Ele falou sobre as amenidades da vida, sobre rostos e nomes até então esquecidos e os rumos da vida dos mesmos rostos, ora conhecidos por ele, ora desconhecidos como num jogo de adivinhação, o bom e velho “mas, o que se deu de fulano? Será que...”. Eu só escutava, fingindo alguma curiosidade. Afinal, nunca especulei sobre os rostos e nomes esquecidos porque eram isso mesmo, esquecidos. “Formei-me em Direito, trabalho no Tribunal de Justiça... acabei casando com a Marisa, temos um casal de filhos, Bianca de quatro anos e João de oito!” – disse o rapaz inflando o peito orgulho e suspirando, provavelmente com saudades de casa.

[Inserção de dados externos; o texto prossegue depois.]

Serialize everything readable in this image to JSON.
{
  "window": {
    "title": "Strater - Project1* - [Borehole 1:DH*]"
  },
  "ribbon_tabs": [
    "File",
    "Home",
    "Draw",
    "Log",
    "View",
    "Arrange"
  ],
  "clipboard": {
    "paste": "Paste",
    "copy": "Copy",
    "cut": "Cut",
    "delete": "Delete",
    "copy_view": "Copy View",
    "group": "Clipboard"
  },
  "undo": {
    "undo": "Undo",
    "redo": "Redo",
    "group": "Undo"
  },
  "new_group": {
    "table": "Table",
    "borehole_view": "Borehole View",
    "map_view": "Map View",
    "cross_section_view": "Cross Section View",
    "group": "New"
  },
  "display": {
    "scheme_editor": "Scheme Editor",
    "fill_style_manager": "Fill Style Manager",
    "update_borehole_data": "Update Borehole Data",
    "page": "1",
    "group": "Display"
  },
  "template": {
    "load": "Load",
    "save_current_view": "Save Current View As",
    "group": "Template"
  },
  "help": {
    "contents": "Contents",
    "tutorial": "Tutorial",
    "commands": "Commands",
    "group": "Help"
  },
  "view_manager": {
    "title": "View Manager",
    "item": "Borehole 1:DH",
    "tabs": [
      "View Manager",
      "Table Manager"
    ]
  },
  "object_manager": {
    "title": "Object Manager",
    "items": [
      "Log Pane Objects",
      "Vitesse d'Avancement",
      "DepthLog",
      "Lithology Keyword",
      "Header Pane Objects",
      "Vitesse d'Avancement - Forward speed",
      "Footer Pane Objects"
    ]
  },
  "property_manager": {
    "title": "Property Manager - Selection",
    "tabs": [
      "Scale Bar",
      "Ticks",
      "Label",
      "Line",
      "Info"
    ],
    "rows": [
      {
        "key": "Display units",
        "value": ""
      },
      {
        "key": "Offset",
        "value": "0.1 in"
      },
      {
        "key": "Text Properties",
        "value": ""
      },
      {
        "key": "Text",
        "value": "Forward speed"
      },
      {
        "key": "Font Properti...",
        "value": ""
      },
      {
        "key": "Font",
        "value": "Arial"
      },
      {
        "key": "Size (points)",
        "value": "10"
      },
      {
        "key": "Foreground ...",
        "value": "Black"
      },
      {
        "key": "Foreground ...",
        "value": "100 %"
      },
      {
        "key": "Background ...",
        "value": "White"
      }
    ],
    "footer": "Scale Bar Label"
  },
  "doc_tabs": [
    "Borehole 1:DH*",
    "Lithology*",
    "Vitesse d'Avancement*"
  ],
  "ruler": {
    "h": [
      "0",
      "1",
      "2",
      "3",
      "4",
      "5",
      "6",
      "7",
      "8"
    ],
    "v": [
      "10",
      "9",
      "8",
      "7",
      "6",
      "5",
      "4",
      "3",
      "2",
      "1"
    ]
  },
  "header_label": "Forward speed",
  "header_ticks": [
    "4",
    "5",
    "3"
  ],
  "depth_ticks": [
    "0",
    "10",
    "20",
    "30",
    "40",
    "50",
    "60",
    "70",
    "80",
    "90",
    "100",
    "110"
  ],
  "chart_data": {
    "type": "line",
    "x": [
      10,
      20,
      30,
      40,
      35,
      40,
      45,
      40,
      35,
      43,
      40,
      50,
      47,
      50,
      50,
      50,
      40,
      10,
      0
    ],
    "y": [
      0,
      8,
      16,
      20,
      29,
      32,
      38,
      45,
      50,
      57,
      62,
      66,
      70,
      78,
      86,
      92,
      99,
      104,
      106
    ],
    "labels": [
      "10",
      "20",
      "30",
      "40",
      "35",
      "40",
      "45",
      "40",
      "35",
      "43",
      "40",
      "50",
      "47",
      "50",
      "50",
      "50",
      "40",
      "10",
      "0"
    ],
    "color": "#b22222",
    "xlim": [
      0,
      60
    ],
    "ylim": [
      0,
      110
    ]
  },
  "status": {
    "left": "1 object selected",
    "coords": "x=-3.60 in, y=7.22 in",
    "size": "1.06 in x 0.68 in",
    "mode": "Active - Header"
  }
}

Não sabia quem era Marisa, obviamente.

“Mas e você, moça, o que anda fazendo?”. Eis que a famigerada pergunta pela qual temia desde o início do diálogo surge. Limitei-me a responder rápido sobre o trabalho que odeio – é, omiti essa parte do ódio –, sobre o fato de não ser casada nem ter filhos e que não me formei por não ser pró a ideia de conhecimento tecnicista e utilitarista. O rapaz me olhou com a sobrancelha esquerda levantada. Se era surpresa ou desconhecimento sobre o que acabei de dizer jamais saberei.

“Ah, mas você está ótima! Nunca envelhece não? Meu Deus, o mesmo rosto de dezesseis anos! Outras mulheres se matariam para ter essa sua genética, você sabe né?”

Senti meu rosto quente. Vergonha? Não, raiva. Como alguém tem a audácia de dizer que não envelheci? Eu mesma sentia o peso de cem anos nas costas! E não, nenhuma outra mulher se mataria por isso, afinal, sabemos que somos o colo do mundo desde sempre.

Eu poderia suspirar fundo, olhar bem nos olhos do rapaz e contar minha triste história de vida nesses trinta anos que meu rosto de dezesseis não contava. Contar a quantidade de psicotrópicos que tomo; falar sobre os abismos nos quais me joguei e que engoliram magistralmente; falar das pessoas que me enganaram, me abandonaram, me machucaram... falar até das pessoas que me amaram e que me fizeram bem. Tudo isso, rapaz, tudo isso me envelheceu. Poderia. Mas não fiz.

Sorri cordialmente e agradeci. Não valeria a pena, logo esse moço voltaria a ser de novo um rosto esquecido cujos rumos da vida nunca me interessaram com seus ternos de alta alfaiataria, seus filhos levados e sua esposa entendiada. “Então, tenho que ir, já estou bem atrasada!”. Foi a minha deixa para fugir. Ele falou alguma coisa a respeito de conhecer as crianças, marcar almoço, sair e tomar um chopp, “vamos marcar” – que nunca é marcado, graças a alguma deidade - mas já não ouvia mais. Despedi-me concordando com a cabeça.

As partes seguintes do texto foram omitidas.